Personality Inventory
A questionnaire with a set of list of questions.
Gordon Allport and Raymond Cattell
Believed these traits were wired into the individual’s nervous system: cardinal traits- dominant traits of a person’s personality. Central traits- more basic; everyone has them to some degree. Secondary traits- not congruent with personality; appear sometimes.
16PF
Created by Allport and Cattell- 16 personality factor questionnaire. A factor analysis- a statistical technique that looks for grouping and commonalities.
Five Factor Theory- McCrae and Costa (Big Five OCEAN)
A perspective suggesting that personality is composed of five fundamental personality dimensions. Openness- willingness to try new things. Conscientousness- motivation to do what is right. Extraversion- sociability. Agreeableness- pleasantness. Neuroticism- emotional instability level.

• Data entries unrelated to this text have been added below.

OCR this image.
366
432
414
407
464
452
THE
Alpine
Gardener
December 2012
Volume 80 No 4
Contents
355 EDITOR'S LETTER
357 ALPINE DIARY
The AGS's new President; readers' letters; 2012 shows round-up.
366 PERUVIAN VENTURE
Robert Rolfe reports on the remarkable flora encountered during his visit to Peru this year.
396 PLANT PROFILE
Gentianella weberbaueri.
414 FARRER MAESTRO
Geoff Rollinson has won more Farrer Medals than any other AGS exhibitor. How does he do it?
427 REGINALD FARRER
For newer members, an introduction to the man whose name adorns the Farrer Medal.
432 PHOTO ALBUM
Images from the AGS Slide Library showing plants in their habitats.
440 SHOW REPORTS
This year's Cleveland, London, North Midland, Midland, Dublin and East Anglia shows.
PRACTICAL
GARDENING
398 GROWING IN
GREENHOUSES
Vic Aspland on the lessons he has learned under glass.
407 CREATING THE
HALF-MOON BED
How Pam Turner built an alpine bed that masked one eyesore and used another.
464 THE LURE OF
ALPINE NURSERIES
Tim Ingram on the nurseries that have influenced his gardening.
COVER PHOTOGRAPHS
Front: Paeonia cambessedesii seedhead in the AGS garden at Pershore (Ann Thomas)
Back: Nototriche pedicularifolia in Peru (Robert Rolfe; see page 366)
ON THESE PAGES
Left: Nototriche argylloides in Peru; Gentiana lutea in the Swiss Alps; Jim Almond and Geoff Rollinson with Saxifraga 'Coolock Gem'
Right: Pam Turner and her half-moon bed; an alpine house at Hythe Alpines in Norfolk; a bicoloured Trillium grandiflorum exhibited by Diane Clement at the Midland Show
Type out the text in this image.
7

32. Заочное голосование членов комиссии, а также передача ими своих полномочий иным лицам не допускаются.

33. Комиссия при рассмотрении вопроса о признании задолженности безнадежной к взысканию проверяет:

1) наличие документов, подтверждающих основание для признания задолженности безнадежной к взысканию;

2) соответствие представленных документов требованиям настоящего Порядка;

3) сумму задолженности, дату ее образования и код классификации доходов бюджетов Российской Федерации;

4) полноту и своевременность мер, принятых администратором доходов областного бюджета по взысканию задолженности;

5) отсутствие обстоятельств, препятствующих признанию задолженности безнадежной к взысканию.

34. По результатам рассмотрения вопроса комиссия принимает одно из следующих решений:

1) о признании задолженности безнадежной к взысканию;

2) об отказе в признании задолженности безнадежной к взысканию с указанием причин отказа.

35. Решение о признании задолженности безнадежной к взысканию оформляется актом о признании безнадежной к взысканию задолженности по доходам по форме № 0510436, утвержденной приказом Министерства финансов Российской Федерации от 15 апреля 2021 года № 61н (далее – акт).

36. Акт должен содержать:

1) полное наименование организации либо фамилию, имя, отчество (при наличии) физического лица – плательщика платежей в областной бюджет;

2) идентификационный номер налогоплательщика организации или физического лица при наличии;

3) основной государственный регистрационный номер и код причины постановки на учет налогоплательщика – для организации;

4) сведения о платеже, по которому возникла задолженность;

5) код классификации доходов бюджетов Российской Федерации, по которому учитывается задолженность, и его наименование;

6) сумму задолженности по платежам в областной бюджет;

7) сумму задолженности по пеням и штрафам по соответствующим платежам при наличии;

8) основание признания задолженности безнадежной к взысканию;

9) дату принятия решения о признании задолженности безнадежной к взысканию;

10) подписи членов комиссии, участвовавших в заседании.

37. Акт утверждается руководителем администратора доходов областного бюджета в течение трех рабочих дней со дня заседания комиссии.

Mischel and Trait Situational Interaction
Particular circumstances influence how a trait is expressed.
Eysenck
Hans and Sybil Eysenck use 2 primary personality factors as axes for describing personality variation. Introversion-extraversion. Stable-unstable.
MMPI
Empirically derived test. A test developed by testing a pool of items and then selecting those that discriminate between groups. Minnesota Multiphasic Personality Inventory- most widely used test for adult personalities. Used to determine mental disorders.
MBTI
Myers-Briggs Type Indicator- looks at 4 personality dimensions. Introversion/extroversion- recharge alone; recharge with people. Sensing/intuition- relying on what you see; relying on gut feelings. Thinking/feeling- logic; emotional reactions. Perceiving/judging- spontaneous and put things off; planners.
Gray’s Inhibition Approach
Two systems control behavioral activity. The Behavioral Inhibition System- activities related to sensitivity and punishment and avoidance and motivation. The Behavioral Activation System- activities related to sensitivity and reward and approach motivation.